Hello my friends. Well the holidays are over. No more stuffing ourselves with Thanksgiving. The change purse is dry from Christmas and now we here in the northern part of Indiana wait.
What are we waiting for? Well, some are waiting for the usual snow we have plenty of by now; but it hasn’t arrived. I’m sorry, but for me, less is more. Now that I am older, snow is my enemy unless I’m sitting inside and watching the flakes fall.
There are lots of comments being made. No snow in December or January is a promise of over-load in February and March. I don’t know the future. I will have to deal with what is given me; but for now; I am fine.
January is the longest month of the year for me. It always has been. Maybe it is because it is long and boring. No real holidays in it. The back to the normal groove thing returns and the days tick down until a lot of people get their tax refunds. At this point of the government shutdown, who knows when those tax returns will happen.
I saw a post on my Facebook a bit ago which stated,”Count the Mondays.” I got it immediately. I suppose if you live in the southern part of the country, you may not understand but up here, if you can count the Mondays in the long month of January, it will promise to get you closer to Spring.
February is a time when I will be thinking more of Spring. The farmer commercials will be posting on the television. This is a good sign that Spring is coming. I will be starting to watch for the Robins to reappear. When they arrive, it means that there will not be so much snow that they won’t be able to find food and shelter and Spring is near.
Animals say a lot about your weather. Have you ever watched the squirrels gather nuts for winter? On bad winters, you will still see the squirrels in early December, storing nuts. The Catapillars, the ones who crawl so slow and have beautiful colors, these creatures turn a dark black if our winter here in Indiana is going to be a vicious one.

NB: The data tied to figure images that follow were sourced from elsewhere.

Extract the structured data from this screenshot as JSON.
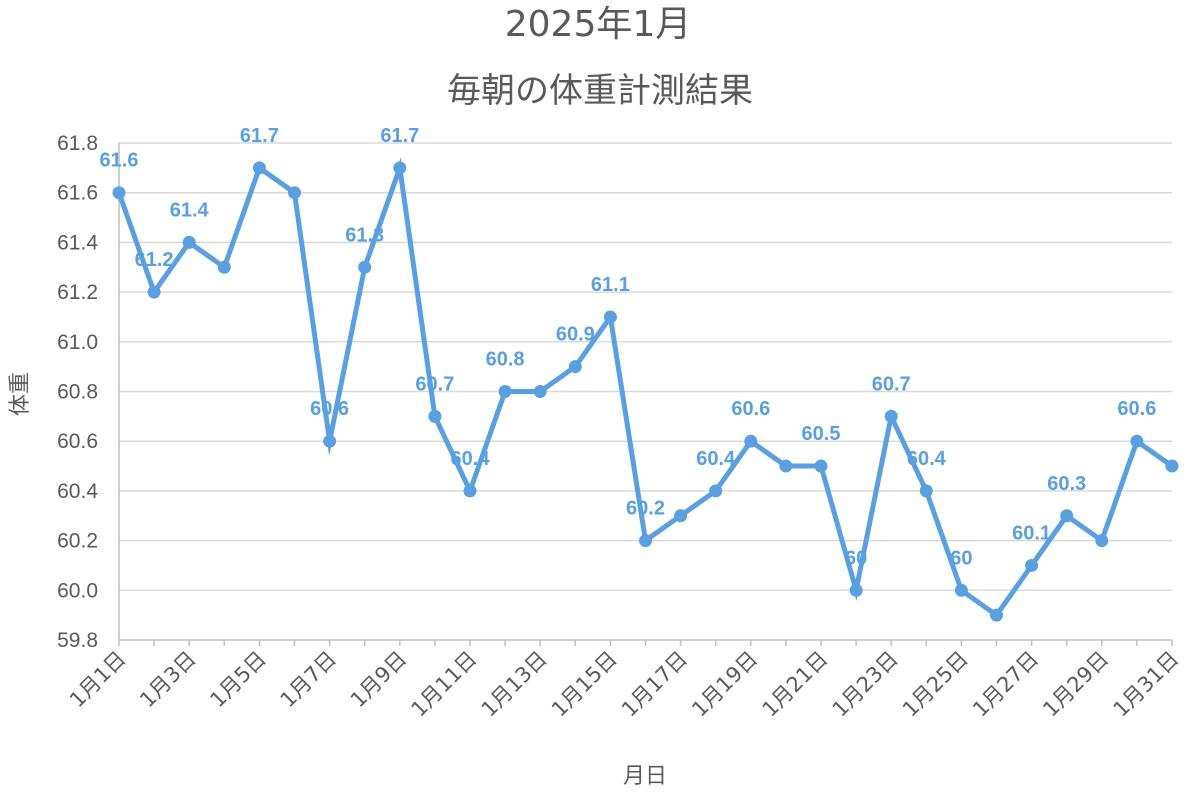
{
  "chart_data": {
    "type": "line",
    "title": "2025年1月",
    "subtitle": "毎朝の体重計測結果",
    "xlabel": "月日",
    "ylabel": "体重",
    "ylim": [
      59.8,
      61.8
    ],
    "ytick_step": 0.2,
    "yticks": [
      "59.8",
      "60.0",
      "60.2",
      "60.4",
      "60.6",
      "60.8",
      "61.0",
      "61.2",
      "61.4",
      "61.6",
      "61.8"
    ],
    "grid": true,
    "color": "#5a9fe0",
    "categories": [
      "1月1日",
      "1月2日",
      "1月3日",
      "1月4日",
      "1月5日",
      "1月6日",
      "1月7日",
      "1月8日",
      "1月9日",
      "1月10日",
      "1月11日",
      "1月12日",
      "1月13日",
      "1月14日",
      "1月15日",
      "1月16日",
      "1月17日",
      "1月18日",
      "1月19日",
      "1月20日",
      "1月21日",
      "1月22日",
      "1月23日",
      "1月24日",
      "1月25日",
      "1月26日",
      "1月27日",
      "1月28日",
      "1月29日",
      "1月30日",
      "1月31日"
    ],
    "shown_tick_labels": [
      "1月1日",
      "1月3日",
      "1月5日",
      "1月7日",
      "1月9日",
      "1月11日",
      "1月13日",
      "1月15日",
      "1月17日",
      "1月19日",
      "1月21日",
      "1月23日",
      "1月25日",
      "1月27日",
      "1月29日",
      "1月31日"
    ],
    "series": [
      {
        "values": [
          61.6,
          61.2,
          61.4,
          61.3,
          61.7,
          61.6,
          60.6,
          61.3,
          61.7,
          60.7,
          60.4,
          60.8,
          60.8,
          60.9,
          61.1,
          60.2,
          60.3,
          60.4,
          60.6,
          60.5,
          60.5,
          60.0,
          60.7,
          60.4,
          60.0,
          59.9,
          60.1,
          60.3,
          60.2,
          60.6,
          60.5
        ]
      }
    ],
    "data_labels": [
      {
        "index": 0,
        "text": "61.6"
      },
      {
        "index": 1,
        "text": "61.2"
      },
      {
        "index": 2,
        "text": "61.4"
      },
      {
        "index": 4,
        "text": "61.7"
      },
      {
        "index": 6,
        "text": "60.6"
      },
      {
        "index": 7,
        "text": "61.3"
      },
      {
        "index": 8,
        "text": "61.7"
      },
      {
        "index": 9,
        "text": "60.7"
      },
      {
        "index": 10,
        "text": "60.4"
      },
      {
        "index": 11,
        "text": "60.8"
      },
      {
        "index": 13,
        "text": "60.9"
      },
      {
        "index": 14,
        "text": "61.1"
      },
      {
        "index": 15,
        "text": "60.2"
      },
      {
        "index": 17,
        "text": "60.4"
      },
      {
        "index": 18,
        "text": "60.6"
      },
      {
        "index": 20,
        "text": "60.5"
      },
      {
        "index": 21,
        "text": "60"
      },
      {
        "index": 22,
        "text": "60.7"
      },
      {
        "index": 23,
        "text": "60.4"
      },
      {
        "index": 24,
        "text": "60"
      },
      {
        "index": 26,
        "text": "60.1"
      },
      {
        "index": 27,
        "text": "60.3"
      },
      {
        "index": 29,
        "text": "60.6"
      }
    ]
  }
}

As for me, I have been fighting something for four days now. I don’t have a temperature or aches and pains, but instead, I am nauseated anytime I eat. This circle includes a trip to the Ladies room no matter how little or much food I put into my mouth. I have lost four pounds in four days. I am glad I am experiencing this during our winter months.

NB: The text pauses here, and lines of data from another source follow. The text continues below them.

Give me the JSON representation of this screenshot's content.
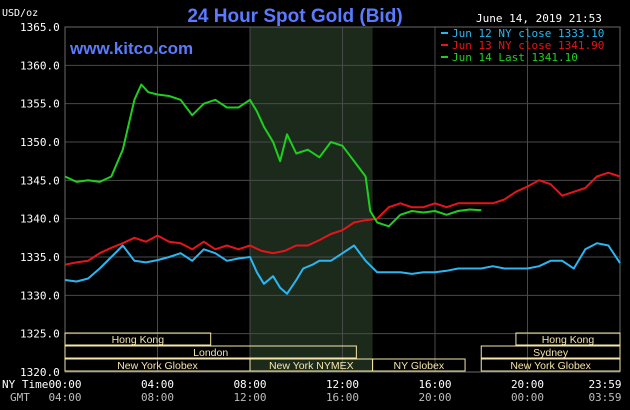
{
  "header": {
    "title": "24 Hour Spot Gold (Bid)",
    "website": "www.kitco.com",
    "date": "June 14, 2019 21:53",
    "unit": "USD/oz"
  },
  "colors": {
    "background": "#000000",
    "grid": "#4a4a4a",
    "highlight_band": "#1c2a1c",
    "title_blue": "#5a7bff",
    "session_box": "#f5e6a8",
    "jun12": "#2cb6f0",
    "jun13": "#e8141b",
    "jun14": "#1fcf1f"
  },
  "chart_data": {
    "type": "line",
    "title": "24 Hour Spot Gold (Bid)",
    "ylabel": "USD/oz",
    "ylim": [
      1320,
      1365
    ],
    "yticks": [
      "1320.0",
      "1325.0",
      "1330.0",
      "1335.0",
      "1340.0",
      "1345.0",
      "1350.0",
      "1355.0",
      "1360.0",
      "1365.0"
    ],
    "xlim": [
      0,
      24
    ],
    "xticks_ny": [
      "00:00",
      "04:00",
      "08:00",
      "12:00",
      "16:00",
      "20:00",
      "23:59"
    ],
    "xticks_gmt": [
      "04:00",
      "08:00",
      "12:00",
      "16:00",
      "20:00",
      "00:00",
      "03:59"
    ],
    "xaxis_label_ny": "NY Time",
    "xaxis_label_gmt": "GMT",
    "highlight_band": [
      8,
      13.3
    ],
    "legend_position": "top-right",
    "series": [
      {
        "name": "Jun 12 NY close 1333.10",
        "color": "#2cb6f0",
        "x": [
          0,
          0.5,
          1,
          1.5,
          2,
          2.5,
          3,
          3.5,
          4,
          4.5,
          5,
          5.5,
          6,
          6.5,
          7,
          7.5,
          8,
          8.3,
          8.6,
          9,
          9.3,
          9.6,
          10,
          10.3,
          10.7,
          11,
          11.5,
          12,
          12.5,
          13,
          13.5,
          14,
          14.5,
          15,
          15.5,
          16,
          16.5,
          17,
          17.5,
          18,
          18.5,
          19,
          19.5,
          20,
          20.5,
          21,
          21.5,
          22,
          22.5,
          23,
          23.5,
          24
        ],
        "y": [
          1332,
          1331.8,
          1332.2,
          1333.5,
          1335,
          1336.5,
          1334.5,
          1334.3,
          1334.6,
          1335,
          1335.5,
          1334.5,
          1336,
          1335.5,
          1334.5,
          1334.8,
          1335,
          1333,
          1331.5,
          1332.5,
          1331,
          1330.2,
          1332,
          1333.5,
          1334,
          1334.5,
          1334.5,
          1335.5,
          1336.5,
          1334.5,
          1333,
          1333,
          1333,
          1332.8,
          1333,
          1333,
          1333.2,
          1333.5,
          1333.5,
          1333.5,
          1333.8,
          1333.5,
          1333.5,
          1333.5,
          1333.8,
          1334.5,
          1334.5,
          1333.5,
          1336,
          1336.8,
          1336.5,
          1334.2
        ]
      },
      {
        "name": "Jun 13 NY close 1341.90",
        "color": "#e8141b",
        "x": [
          0,
          0.5,
          1,
          1.5,
          2,
          2.5,
          3,
          3.5,
          4,
          4.5,
          5,
          5.5,
          6,
          6.5,
          7,
          7.5,
          8,
          8.5,
          9,
          9.5,
          10,
          10.5,
          11,
          11.5,
          12,
          12.5,
          13,
          13.5,
          14,
          14.5,
          15,
          15.5,
          16,
          16.5,
          17,
          17.5,
          18,
          18.5,
          19,
          19.5,
          20,
          20.5,
          21,
          21.5,
          22,
          22.5,
          23,
          23.5,
          24
        ],
        "y": [
          1334,
          1334.3,
          1334.5,
          1335.5,
          1336.2,
          1336.8,
          1337.5,
          1337,
          1337.8,
          1337,
          1336.8,
          1336,
          1337,
          1336,
          1336.5,
          1336,
          1336.5,
          1335.8,
          1335.5,
          1335.8,
          1336.5,
          1336.5,
          1337.2,
          1338,
          1338.5,
          1339.5,
          1339.8,
          1340,
          1341.5,
          1342,
          1341.5,
          1341.5,
          1342,
          1341.5,
          1342,
          1342,
          1342,
          1342,
          1342.5,
          1343.5,
          1344.2,
          1345,
          1344.5,
          1343,
          1343.5,
          1344,
          1345.5,
          1346,
          1345.5
        ]
      },
      {
        "name": "Jun 14 Last 1341.10",
        "color": "#1fcf1f",
        "x": [
          0,
          0.5,
          1,
          1.5,
          2,
          2.5,
          3,
          3.3,
          3.6,
          4,
          4.5,
          5,
          5.5,
          6,
          6.5,
          7,
          7.5,
          8,
          8.3,
          8.6,
          9,
          9.3,
          9.6,
          10,
          10.5,
          11,
          11.5,
          12,
          12.5,
          13,
          13.2,
          13.5,
          14,
          14.5,
          15,
          15.5,
          16,
          16.5,
          17,
          17.5,
          18
        ],
        "y": [
          1345.5,
          1344.8,
          1345,
          1344.8,
          1345.5,
          1349,
          1355.5,
          1357.5,
          1356.5,
          1356.2,
          1356,
          1355.5,
          1353.5,
          1355,
          1355.5,
          1354.5,
          1354.5,
          1355.5,
          1354,
          1352,
          1350,
          1347.5,
          1351,
          1348.5,
          1349,
          1348,
          1350,
          1349.5,
          1347.5,
          1345.5,
          1341,
          1339.5,
          1339,
          1340.5,
          1341,
          1340.8,
          1341,
          1340.5,
          1341,
          1341.2,
          1341.1
        ]
      }
    ]
  },
  "sessions": [
    {
      "label": "Hong Kong",
      "start": 0,
      "end": 6.3
    },
    {
      "label": "London",
      "start": 0,
      "end": 12.6
    },
    {
      "label": "New York Globex",
      "start": 0,
      "end": 8
    },
    {
      "label": "New York NYMEX",
      "start": 8,
      "end": 13.3
    },
    {
      "label": "NY Globex",
      "start": 13.3,
      "end": 17.3
    },
    {
      "label": "Hong Kong",
      "start": 19.5,
      "end": 24
    },
    {
      "label": "Sydney",
      "start": 18,
      "end": 24
    },
    {
      "label": "New York Globex",
      "start": 18,
      "end": 24
    }
  ]
}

I don’t get out much in the winter time. It’s too cold. Aged skin cracks and burns. Eyes sting, and the thoughts of playing in the snow are exchanged for will my walker get through the snow and ice. Here where I live, that is doubtful. There is not sufficient cleaning in the parking lot so there are many grooves of ice. I just don’t want to fall down at this point in my life. I do go out if it isn’t too cold or snowing and go to my volunteer job. I try to go twice a week during the winter and I will go at least three times per week or more in the warmer weather.

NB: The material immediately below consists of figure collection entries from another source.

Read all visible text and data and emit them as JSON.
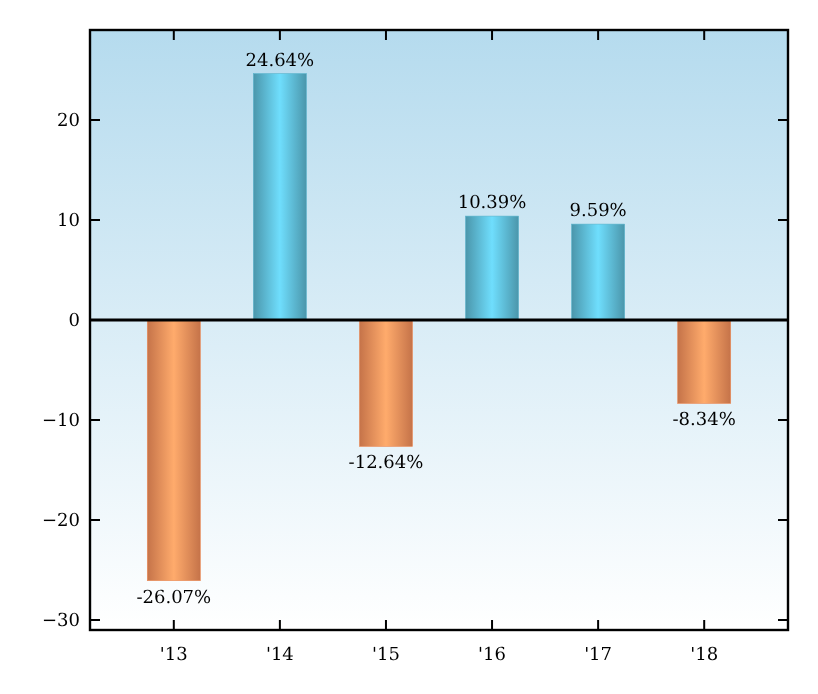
{
  "chart_data": {
    "type": "bar",
    "categories": [
      "'13",
      "'14",
      "'15",
      "'16",
      "'17",
      "'18"
    ],
    "values": [
      -26.07,
      24.64,
      -12.64,
      10.39,
      9.59,
      -8.34
    ],
    "colors": [
      "#ec8a57",
      "#5ab3cc",
      "#ec8a57",
      "#5ab3cc",
      "#5ab3cc",
      "#ec8a57"
    ],
    "value_labels": [
      "-26.07%",
      "24.64%",
      "-12.64%",
      "10.39%",
      "9.59%",
      "-8.34%"
    ],
    "ylim": [
      -31,
      29
    ],
    "yticks": [
      -30,
      -20,
      -10,
      0,
      10,
      20
    ],
    "grid": false,
    "ref_lines": [
      {
        "axis": "y",
        "value": 0,
        "color": "#000000"
      }
    ]
  }
}
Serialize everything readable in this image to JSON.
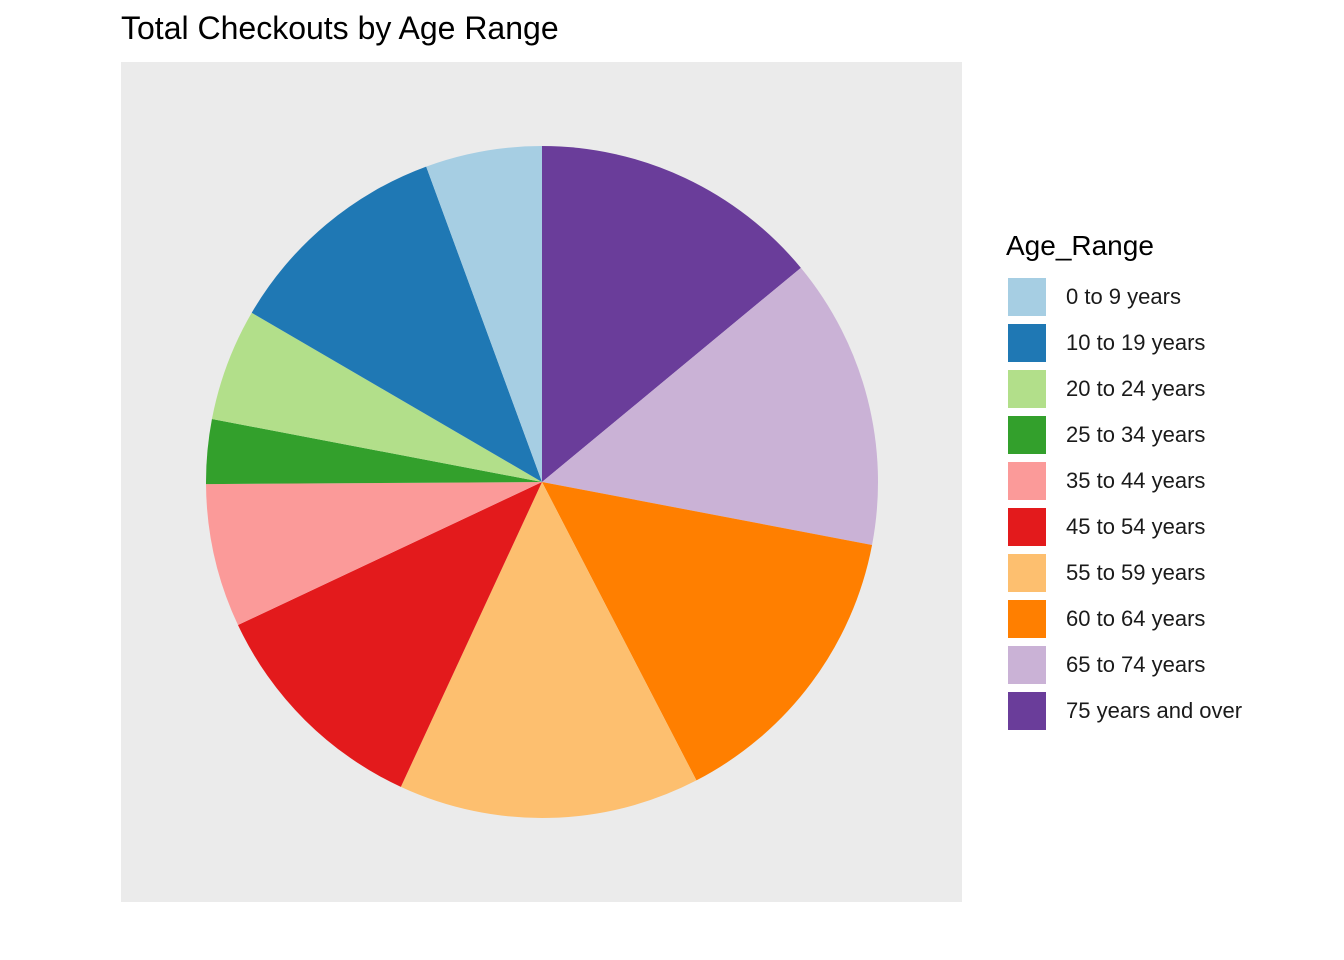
{
  "chart_data": {
    "type": "pie",
    "title": "Total Checkouts by Age Range",
    "legend_title": "Age_Range",
    "legend_position": "right",
    "grid": false,
    "slices": [
      {
        "label": "0 to 9 years",
        "value": 5.6,
        "color": "#a6cee3"
      },
      {
        "label": "10 to 19 years",
        "value": 11.0,
        "color": "#1f78b4"
      },
      {
        "label": "20 to 24 years",
        "value": 5.4,
        "color": "#b2df8a"
      },
      {
        "label": "25 to 34 years",
        "value": 3.1,
        "color": "#33a02c"
      },
      {
        "label": "35 to 44 years",
        "value": 6.9,
        "color": "#fb9a99"
      },
      {
        "label": "45 to 54 years",
        "value": 11.1,
        "color": "#e31a1c"
      },
      {
        "label": "55 to 59 years",
        "value": 14.5,
        "color": "#fdbf6f"
      },
      {
        "label": "60 to 64 years",
        "value": 14.4,
        "color": "#ff7f00"
      },
      {
        "label": "65 to 74 years",
        "value": 14.0,
        "color": "#cab2d6"
      },
      {
        "label": "75 years and over",
        "value": 14.0,
        "color": "#6a3d9a"
      }
    ]
  }
}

I didn’t go to church today. This matter of my stomach is just a little too much to deal with during a church service. I do have one thing to look forward to in the month of January, 2019. My daughter is coming for a visit. It’s been quite a while since I have seen her and am looking forward to a visit.
Another thing I am looking forward to is; my insurance is covering the expenses for me to have Life Alert for my falls. It will bring me comfort knowing I am now not alone here in the apartment, or too far away from a pull light, or definitely when I am taking a shower. It will be worn on my wrist and if I fall it triggers the alarm company. If I don’t answer the second chime, this tells the company that I am not alert. I believe from what the company said, is that I will receive my wrist band and plug in box in five to ten days.
I know this is not a big deal to most but for someone as unsteady as me and who lives alone; this can be a real life savor.
What about you? How do you get through the long month of January?